How To Clear Blocked Downpipes !!install!! -
Arthur bought Gladys a bottle of whisky. He cleaned his mother-in-law’s knitting needle. And he learned the true moral of the story: Don’t push the problem down. Clear it from the bottom. And if all else fails, find an old lady who knows where the real blockage is.
Arthur remembered a YouTube video. "Use a garden hose," the man with too many teeth had said. "Ram it up there." Arthur rammed. He turned the tap to full. For ten glorious seconds, nothing happened. Then the pipe shuddered, made a noise like a bear giving birth, and a geyser of black, leaf-infused water shot out of the top of the pipe, directly into his face. how to clear blocked downpipes
He straightened the coat hanger and shoved it up the pipe. Scrape. Thud. Something shifted. He pulled it out. On the end was a black, tar-like slug the size of a gerbil. He flicked it into the bucket. It landed with the sound of a wet sponge hitting concrete. Arthur bought Gladys a bottle of whisky
A sound like a champagne cork made of mud. The entire contents of the pipe—two years of roof debris, the tennis ball, and what looked like a fossilised squirrel—shot out of the bottom into Gladys’s waiting bucket. Clear it from the bottom
The downpipe began to sing. A clean, clear glug-glug-glug .

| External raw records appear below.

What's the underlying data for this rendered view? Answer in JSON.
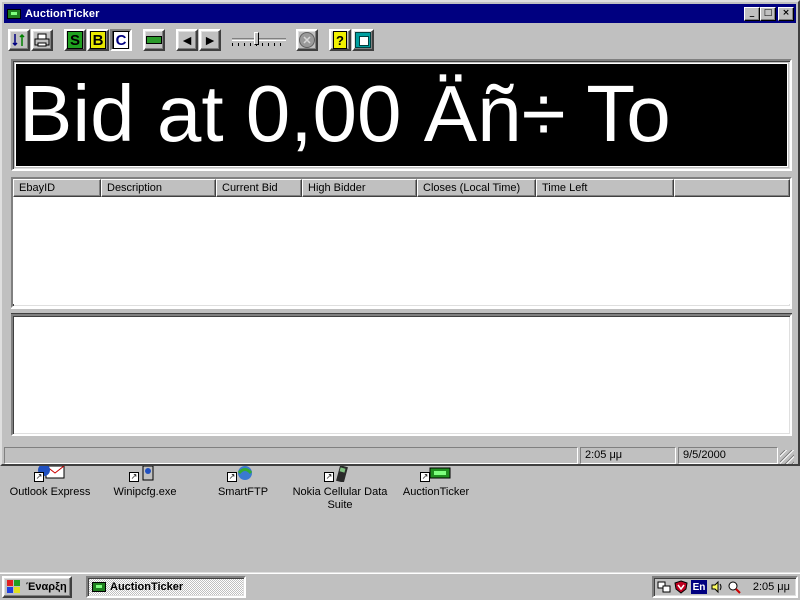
{
  "window": {
    "title": "AuctionTicker",
    "min_label": "_",
    "max_label": "□",
    "close_label": "×"
  },
  "toolbar": {
    "btn_s": "S",
    "btn_b": "B",
    "btn_c": "C",
    "back_arrow": "◄",
    "forward_arrow": "►",
    "help": "?",
    "stop": "✕"
  },
  "ticker": {
    "text": "Bid at 0,00 Äñ÷ To"
  },
  "list": {
    "columns": [
      "EbayID",
      "Description",
      "Current Bid",
      "High Bidder",
      "Closes (Local Time)",
      "Time Left",
      ""
    ]
  },
  "status": {
    "panel1": "",
    "time": "2:05 μμ",
    "date": "9/5/2000"
  },
  "desktop": {
    "icons": [
      {
        "label": "Outlook Express",
        "icon": "outlook-express-icon"
      },
      {
        "label": "Winipcfg.exe",
        "icon": "winipcfg-icon"
      },
      {
        "label": "SmartFTP",
        "icon": "smartftp-icon"
      },
      {
        "label": "Nokia Cellular Data Suite",
        "icon": "nokia-icon"
      },
      {
        "label": "AuctionTicker",
        "icon": "auctionticker-icon"
      }
    ]
  },
  "taskbar": {
    "start_label": "Έναρξη",
    "task_label": "AuctionTicker",
    "lang": "En",
    "clock": "2:05 μμ"
  },
  "colors": {
    "title_bar": "#000080",
    "ticker_bg": "#000000",
    "ticker_fg": "#ffffff",
    "face": "#c0c0c0"
  }
}
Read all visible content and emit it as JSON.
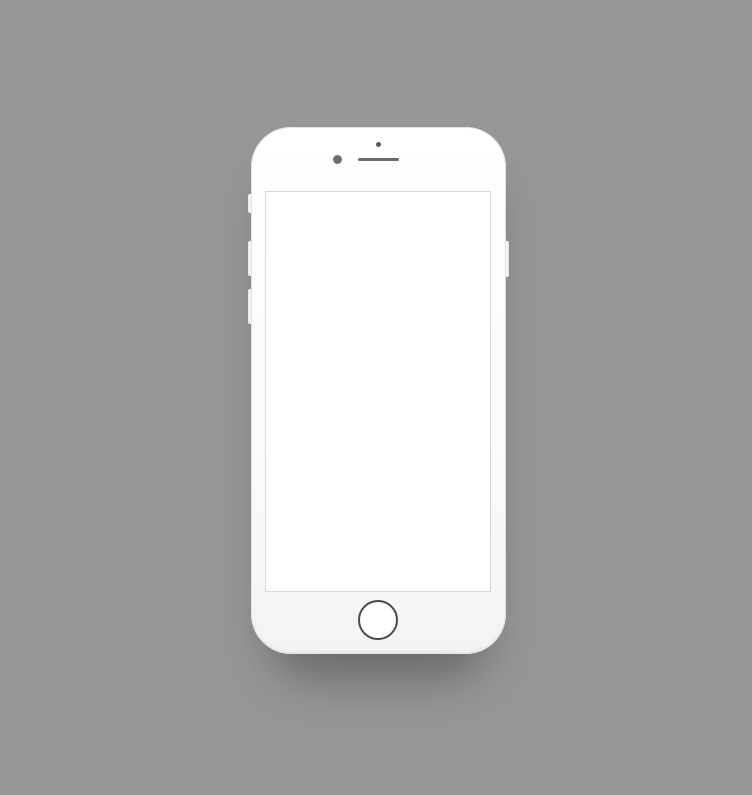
{
  "device": {
    "model": "smartphone",
    "color": "#ffffff",
    "background_color": "#969696",
    "screen_color": "#ffffff",
    "icons": {
      "camera": "front-camera-icon",
      "speaker": "earpiece-icon",
      "home": "home-button-icon"
    }
  },
  "screen": {
    "content": ""
  }
}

Arthur put on his ear muffs and tapped the downpipe. It sounded solid. Too solid. He removed the top strainer (a rusted metal flower that hadn’t stopped a leaf since 1987). He peered inside. It was not a pipe anymore. It was a time capsule of decay: a sludge-smoothie of moss, roof grit, and one extremely suicidal tennis ball.
"Arthur," she said, "you’ve been pushing the blockage down . It’s now wedged in the bend like a cork in a wine bottle."